Armored Car Robbery, 1950. 9/10.

Great noir thriller. William Talman excels as the crime boss Purvis. The plot shoots at us with a relentless pace. The heist happens early on, with its inevitable complications leading to the end of the line for Talman.

Adele Jergens nailed down her role as a burlesque dancer, girlfriend to Talman, and sometimes wife to the unlucky Douglas Fowley’s Benny. Despite the short running time, Armored Car Robbery packs in plenty of scenes. The grungy dock area absorbs a lot of the movie, but we’re nonetheless sent around to police headquarters, the sleazy nightclub and seedy bar, and the dark rainy streets and alleys of L.A.

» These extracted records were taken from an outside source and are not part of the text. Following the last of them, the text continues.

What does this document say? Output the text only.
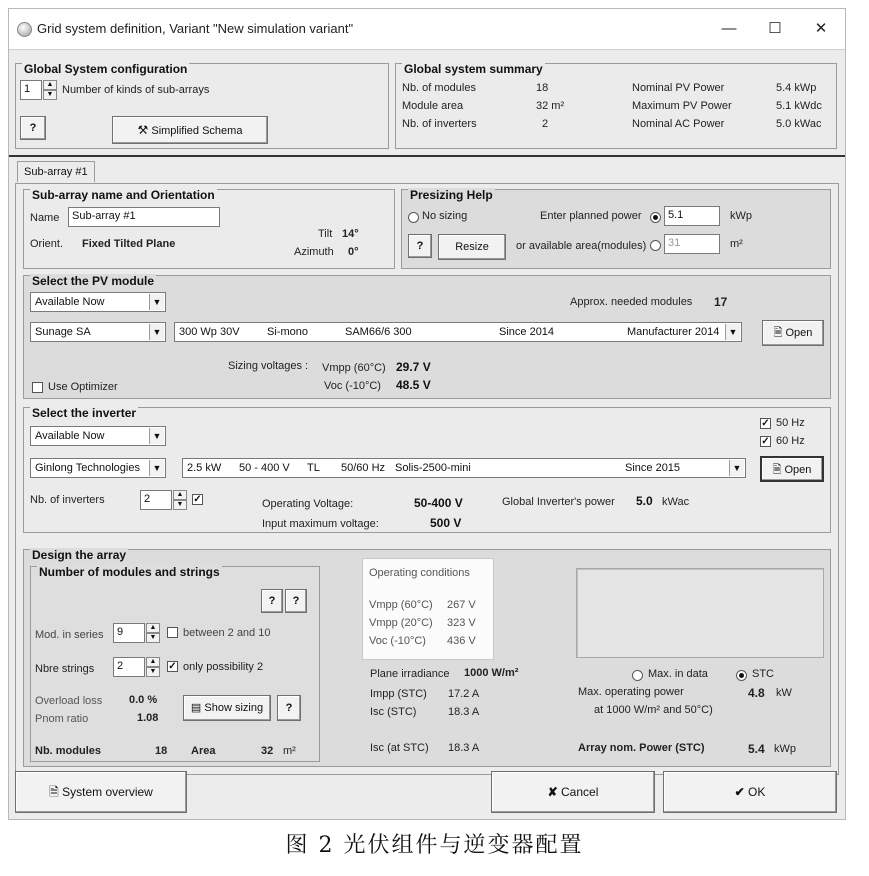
Grid system definition, Variant "New simulation variant"	—	☐	✕
Global System configuration
1	▲
▼ Number of kinds of sub-arrays
?	⚒ Simplified Schema
Global system summary
Nb. of modules	18	Nominal PV Power	5.4 kWp
Module area	32 m²	Maximum PV Power	5.1 kWdc
Nb. of inverters	2	Nominal AC Power	5.0 kWac
Sub-array #1
Sub-array name and Orientation
Name	Sub-array #1
Orient. Fixed Tilted Plane
Tilt 14°
Azimuth 0°
Presizing Help
No sizing	Enter planned power	5.1	kWp
?	Resize	or available area(modules)	31	m²
Select the PV module
Available Now	▼	Approx. needed modules 17
Sunage SA	▼ 300 Wp 30V Si-mono	SAM66/6 300	Since 2014	Manufacturer 2014	▼	🗎 Open
Sizing voltages : Vmpp (60°C) 29.7 V
Voc (-10°C) 48.5 V
Use Optimizer
Select the inverter
Available Now	▼
✓ 50 Hz
✓ 60 Hz
Ginlong Technologies	▼ 2.5 kW 50 - 400 V TL 50/60 Hz Solis-2500-mini	Since 2015	▼	🗎 Open
Nb. of inverters	2	▲
▼ ✓	Operating Voltage:	50-400 V
Input maximum voltage:	500 V
Global Inverter's power 5.0 kWac
Design the array
Number of modules and strings
?	?
Mod. in series	9	▲
▼	between 2 and 10
Nbre strings	2	▲
▼	✓ only possibility 2
Overload loss 0.0 %
Pnom ratio	1.08
▤ Show sizing	?
Nb. modules	18 Area	32 m²
Operating conditions
Vmpp (60°C) 267 V
Vmpp (20°C) 323 V
Voc (-10°C) 436 V
Plane irradiance 1000 W/m²
Impp (STC) 17.2 A
Isc (STC)	18.3 A
Isc (at STC) 18.3 A
Max. in data	STC
Max. operating power	4.8 kW
at 1000 W/m² and 50°C)
Array nom. Power (STC)	5.4 kWp
🗎 System overview	✘ Cancel	✔ OK
图 2 光伏组件与逆变器配置
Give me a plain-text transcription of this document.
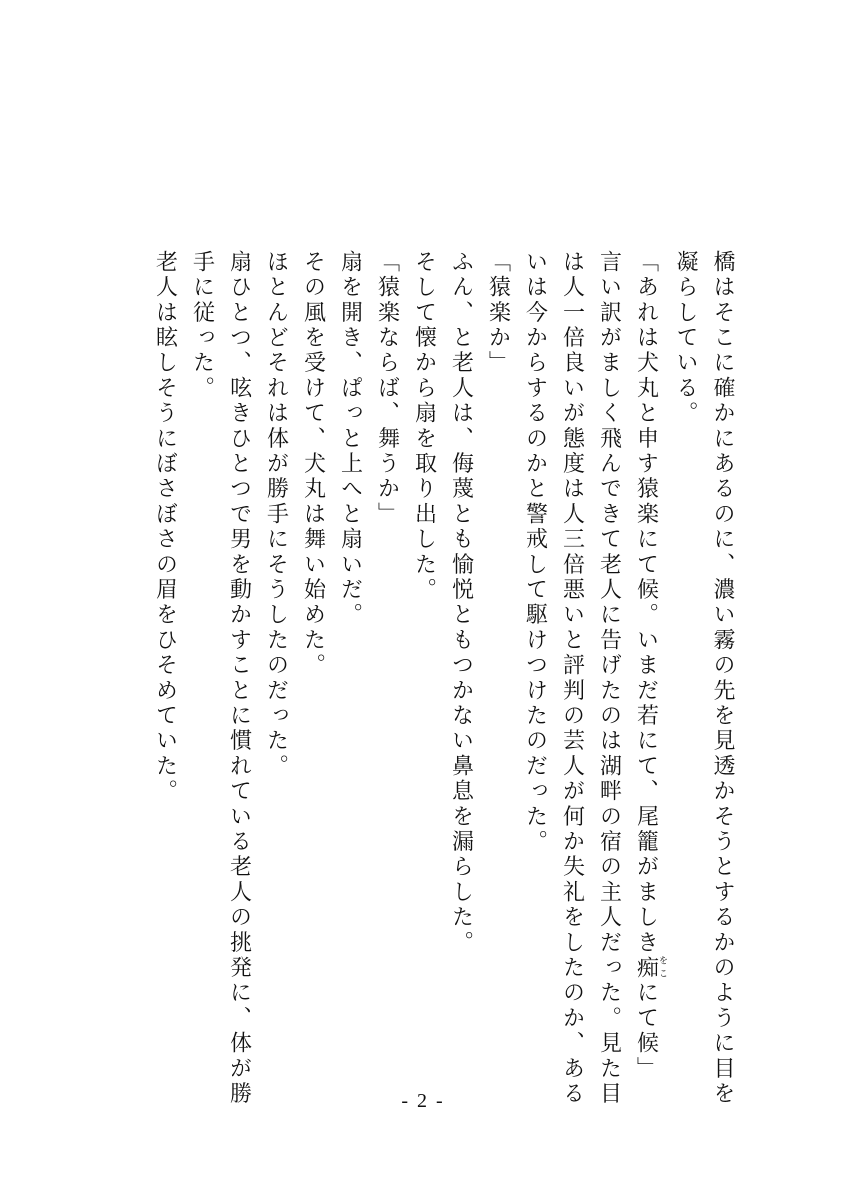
橋はそこに確かにあるのに、濃い霧の先を見透かそうとするかのように目を凝らしている。

「あれは犬丸と申す猿楽にて候。いまだ若にて、尾籠がましき痴をこにて候」

言い訳がましく飛んできて老人に告げたのは湖畔の宿の主人だった。見た目は人一倍良いが態度は人三倍悪いと評判の芸人が何か失礼をしたのか、あるいは今からするのかと警戒して駆けつけたのだった。

「猿楽か」

ふん、と老人は、侮蔑とも愉悦ともつかない鼻息を漏らした。

そして懐から扇を取り出した。

「猿楽ならば、舞うか」

扇を開き、ぱっと上へと扇いだ。

その風を受けて、犬丸は舞い始めた。

ほとんどそれは体が勝手にそうしたのだった。

扇ひとつ、呟きひとつで男を動かすことに慣れている老人の挑発に、体が勝手に従った。

老人は眩しそうにぼさぼさの眉をひそめていた。

- 2 -
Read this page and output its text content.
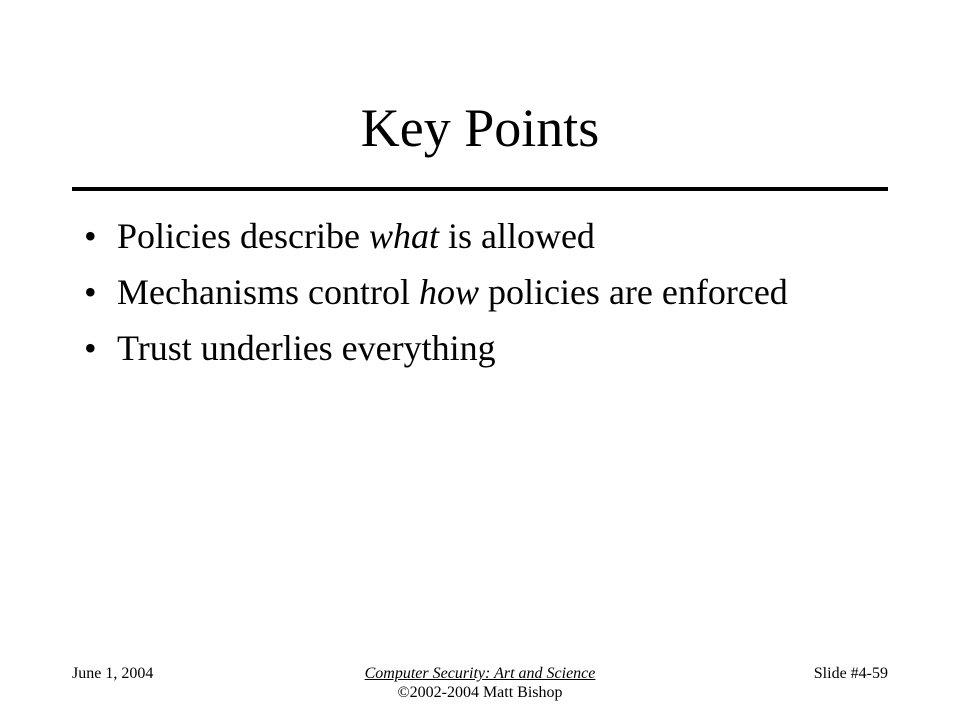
Key Points
• Policies describe what is allowed
• Mechanisms control how policies are enforced
• Trust underlies everything
June 1, 2004	Computer Security: Art and Science
©2002-2004 Matt Bishop
Slide #4-59
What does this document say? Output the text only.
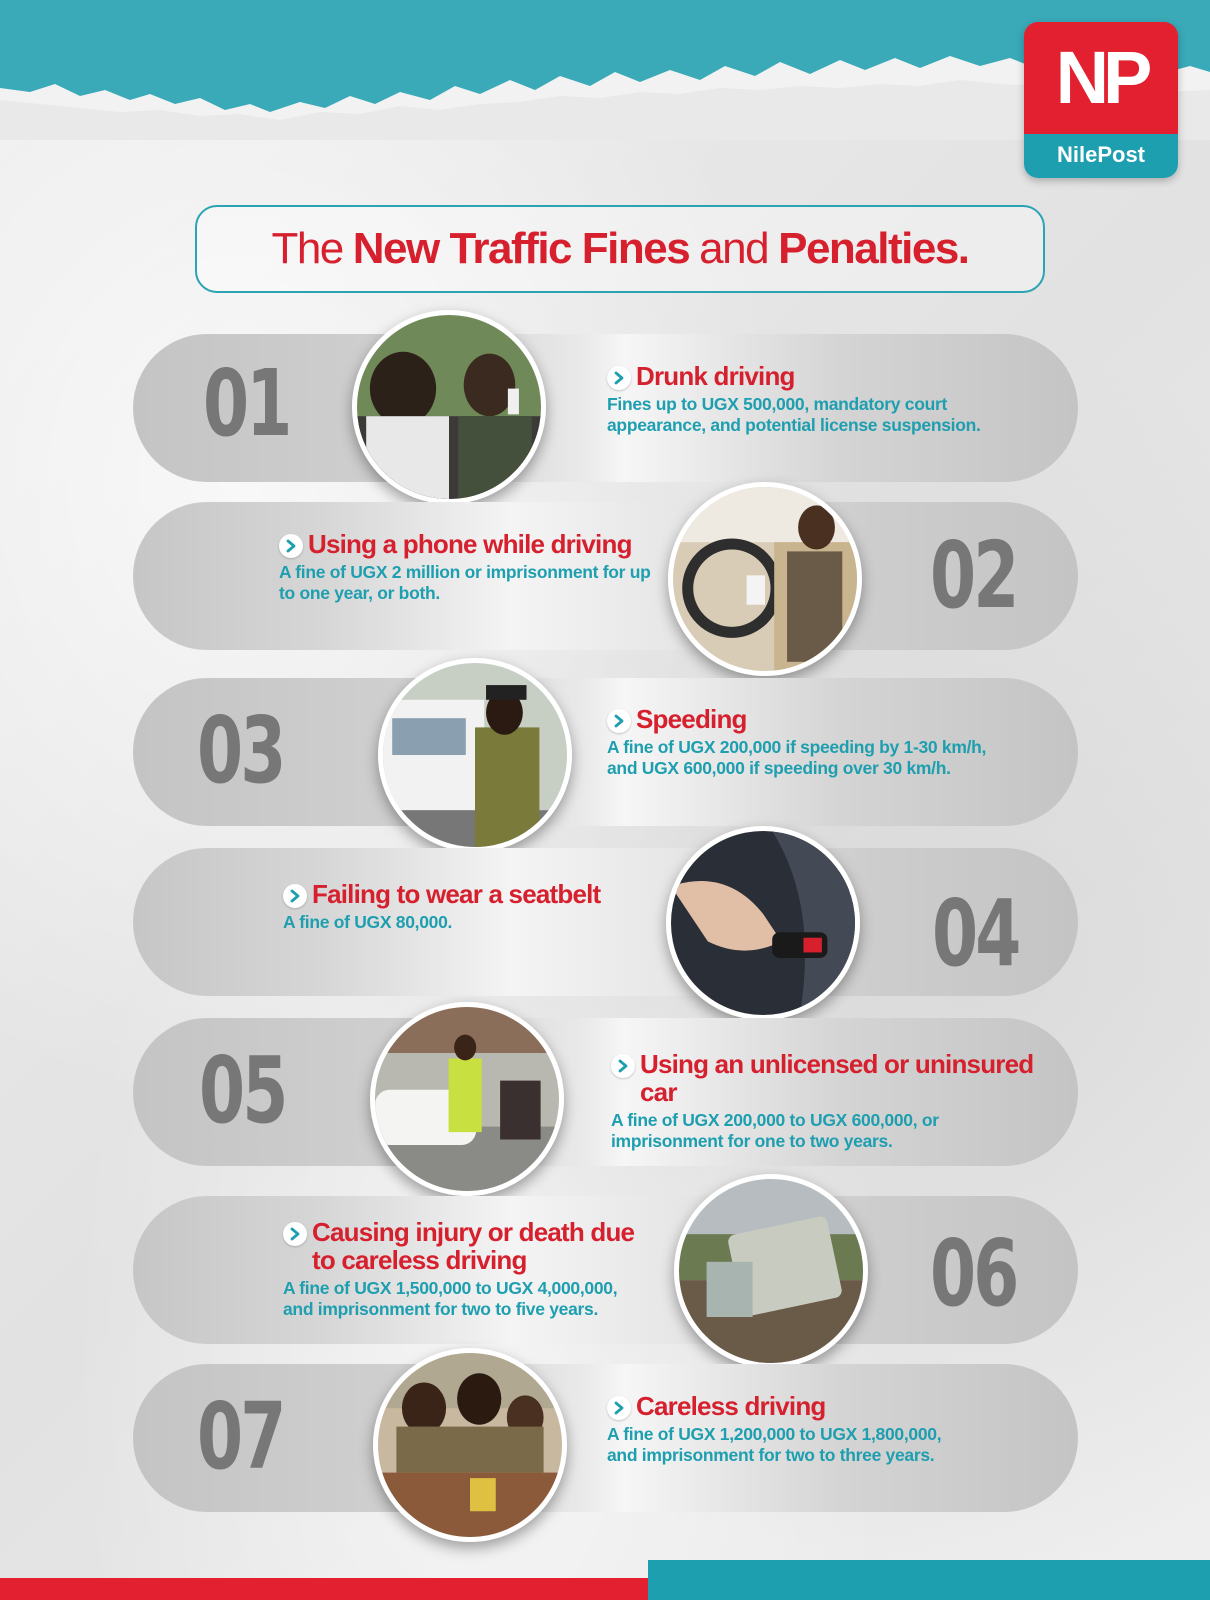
NP
NilePost
The New Traffic Fines and Penalties.
01	Drunk driving
Fines up to UGX 500,000, mandatory court appearance, and potential license suspension.
Using a phone while driving
A fine of UGX 2 million or imprisonment for up to one year, or both.	02
03	Speeding
A fine of UGX 200,000 if speeding by 1-30 km/h, and UGX 600,000 if speeding over 30 km/h.
Failing to wear a seatbelt
A fine of UGX 80,000.	04
05	Using an unlicensed or uninsured car
A fine of UGX 200,000 to UGX 600,000, or imprisonment for one to two years.
Causing injury or death due to careless driving
A fine of UGX 1,500,000 to UGX 4,000,000, and imprisonment for two to five years.	06
07	Careless driving
A fine of UGX 1,200,000 to UGX 1,800,000, and imprisonment for two to three years.
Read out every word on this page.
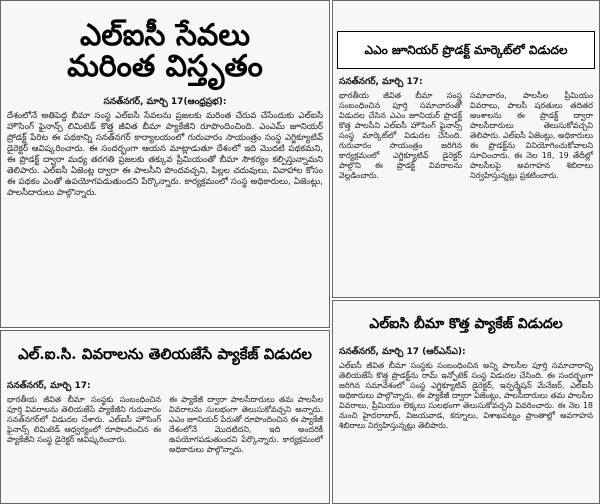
ఎల్ఐసీ సేవలు
మరింత విస్తృతం
సనత్‌నగర్, మార్చి 17(ఆంధ్రప్రభ):

దేశంలోనే అతిపెద్ద బీమా సంస్థ ఎల్ఐసీ సేవలను ప్రజలకు మరింత చేరువ చేసేందుకు ఎల్ఐసీ హౌసింగ్ ఫైనాన్స్ లిమిటెడ్ కొత్త జీవిత బీమా ప్యాకేజీని రూపొందించింది. ఎంఎమ్ జూనియర్ ప్రోడక్ట్ పేరిట ఈ పథకాన్ని సనత్‌నగర్ కార్యాలయంలో గురువారం సాయంత్రం సంస్థ ఎగ్జిక్యూటివ్ డైరెక్టర్ ఆవిష్కరించారు. ఈ సందర్భంగా ఆయన మాట్లాడుతూ దేశంలో ఇది మొదటి పథకమని, ఈ ప్రొడక్ట్ ద్వారా మధ్య తరగతి ప్రజలకు తక్కువ ప్రీమియంతో బీమా సౌకర్యం కల్పిస్తున్నామని తెలిపారు. ఎల్ఐసీ ఏజెంట్ల ద్వారా ఈ పాలసీని పొందవచ్చని, పిల్లల చదువులు, వివాహాల కోసం ఈ పథకం ఎంతో ఉపయోగపడుతుందని పేర్కొన్నారు. కార్యక్రమంలో సంస్థ అధికారులు, ఏజెంట్లు, పాలసీదారులు పాల్గొన్నారు.

ఎఎం జూనియర్ ప్రొడక్ట్ మార్కెట్‌లో విడుదల
సనత్‌నగర్, మార్చి 17:
భారతీయ జీవిత బీమా సంస్థ సంబంధించిన పూర్తి సమాచారంతో విడుదల చేసిన ఎఎం జూనియర్ ప్రొడక్ట్ కొత్త పాలసీని ఎల్ఐసీ హౌసింగ్ ఫైనాన్స్ సంస్థ మార్కెట్‌లో విడుదల చేసింది. గురువారం సాయంత్రం జరిగిన కార్యక్రమంలో ఎగ్జిక్యూటివ్ డైరెక్టర్ పాల్గొని ఈ ప్రొడక్ట్ వివరాలను వెల్లడించారు.
సమాచారం, పాలసీల ప్రీమియం వివరాలు, పాలసీ షరతులు తదితర అంశాలను ఈ ప్రొడక్ట్ ద్వారా పాలసీదారులు తెలుసుకోవచ్చని తెలిపారు. ఎల్ఐసీ ఏజెంట్లు, అధికారులు ఈ ప్రొడక్ట్‌ను వినియోగించుకోవాలని సూచించారు. ఈ నెల 18, 19 తేదీల్లో పాలసీలపై అవగాహన శిబిరాలు నిర్వహిస్తున్నట్లు ప్రకటించారు.
ఎల్.ఐ.సి. వివరాలను తెలియజేసే ప్యాకేజ్ విడుదల
సనత్‌నగర్, మార్చి 17:
భారతీయ జీవిత బీమా సంస్థకు సంబంధించిన పూర్తి వివరాలను తెలియజేసే ప్యాకేజీని గురువారం సనత్‌నగర్‌లో విడుదల చేశారు. ఎల్ఐసీ హౌసింగ్ ఫైనాన్స్ లిమిటెడ్ ఆధ్వర్యంలో రూపొందించిన ఈ ప్యాకేజీని సంస్థ డైరెక్టర్ ఆవిష్కరించారు.
ఈ ప్యాకేజీ ద్వారా పాలసీదారులు తమ పాలసీల వివరాలను సులభంగా తెలుసుకోవచ్చని అన్నారు. ఎఎం జూనియర్ పేరుతో రూపొందించిన ఈ ప్యాకేజీ దేశంలోనే మొదటిదని, ఇది అందరికీ ఉపయోగపడుతుందని పేర్కొన్నారు. కార్యక్రమంలో అధికారులు పాల్గొన్నారు.
ఎల్ఐసి బీమా కొత్త ప్యాకేజ్ విడుదల
సనత్‌నగర్, మార్చి 17 (ఆర్ఎన్ఎ):

ఎల్ఐసీ జీవిత బీమా సంస్థకు సంబంధించిన అన్ని పాలసీల పూర్తి సమాచారాన్ని తెలియజేసే కొత్త ప్రొడక్ట్‌ను రామ్ ఇన్ఫోటెక్ సంస్థ విడుదల చేసింది. ఈ సందర్భంగా జరిగిన సమావేశంలో సంస్థ ఎగ్జిక్యూటివ్ డైరెక్టర్, ఇన్ఫర్మేషన్ మేనేజర్, ఎల్ఐసీ అధికారులు పాల్గొన్నారు. ఈ ప్యాకేజీ ద్వారా ఏజెంట్లు, పాలసీదారులు తమ పాలసీల వివరాలు, ప్రీమియం లెక్కలు సులభంగా తెలుసుకోవచ్చని వివరించారు. ఈ నెల 18 నుంచి హైదరాబాద్, విజయవాడ, కర్నూలు, విశాఖపట్నం ప్రాంతాల్లో అవగాహన శిబిరాలు నిర్వహిస్తున్నట్లు తెలిపారు.
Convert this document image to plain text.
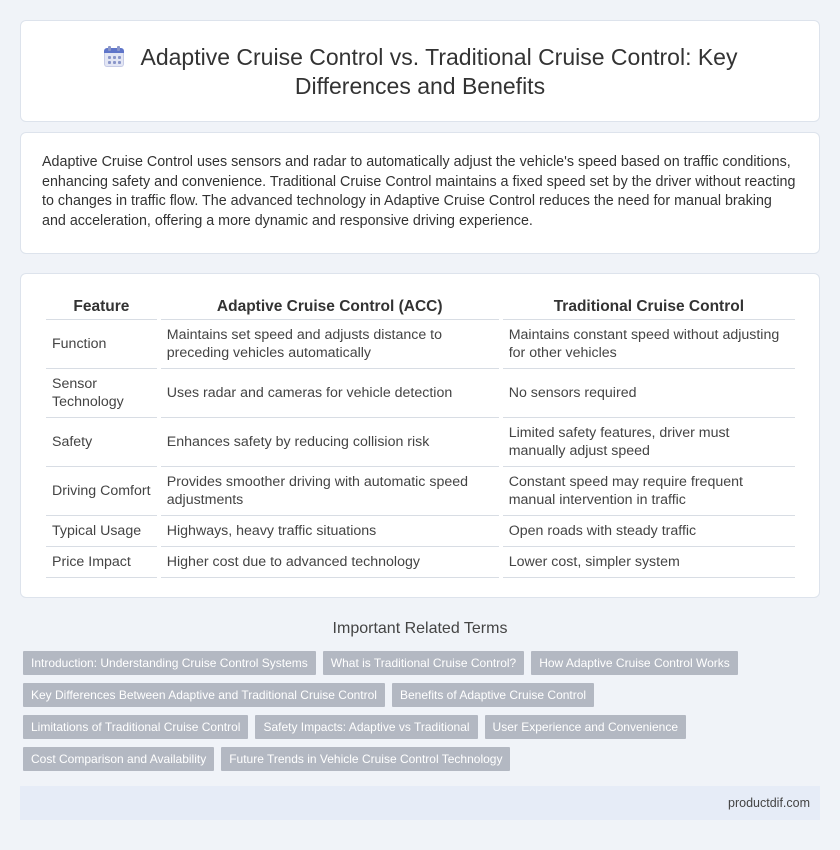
Adaptive Cruise Control vs. Traditional Cruise Control: Key Differences and Benefits

Adaptive Cruise Control uses sensors and radar to automatically adjust the vehicle's speed based on traffic conditions, enhancing safety and convenience. Traditional Cruise Control maintains a fixed speed set by the driver without reacting to changes in traffic flow. The advanced technology in Adaptive Cruise Control reduces the need for manual braking and acceleration, offering a more dynamic and responsive driving experience.

Feature	Adaptive Cruise Control (ACC)	Traditional Cruise Control
Function	Maintains set speed and adjusts distance to preceding vehicles automatically	Maintains constant speed without adjusting for other vehicles
Sensor Technology	Uses radar and cameras for vehicle detection	No sensors required
Safety	Enhances safety by reducing collision risk	Limited safety features, driver must manually adjust speed
Driving Comfort	Provides smoother driving with automatic speed adjustments	Constant speed may require frequent manual intervention in traffic
Typical Usage	Highways, heavy traffic situations	Open roads with steady traffic
Price Impact	Higher cost due to advanced technology	Lower cost, simpler system
Important Related Terms
Introduction: Understanding Cruise Control Systems	What is Traditional Cruise Control?	How Adaptive Cruise Control Works
Key Differences Between Adaptive and Traditional Cruise Control	Benefits of Adaptive Cruise Control
Limitations of Traditional Cruise Control	Safety Impacts: Adaptive vs Traditional	User Experience and Convenience
Cost Comparison and Availability	Future Trends in Vehicle Cruise Control Technology
productdif.com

Talman’s hyper demeanor maintains tension; we never know who he’s going to strike out at next. His character’s lack of sensitivity epitomizes the narcissistic criminal personality. His only value is a pay-off; “Here’s to money” is his toast with Jergens. In the brilliant runway scene he’s whacked by an incoming plane, his useless cash tumbling down around him like so much garbage.

McGraw, as the tough police Lieutenant, isn’t not nearly as entertaining as Talman. He does warm up a bit to his new rookie partner, but he’s almost robotic for most of the film. A strong personality projects power. Since we know a Robert Mitchum character is tough, he can have nuances; McGraw has to pile it on so much he comes off as one-dimensional. His performance isn’t bad at all, just not up to Talman’s excellence.

Very rewarding experience on many levels. Worth watching just for Talman and Jergens; not to mention for the atmosphere, plot, and supporting cast. Not to be missed. 9/10.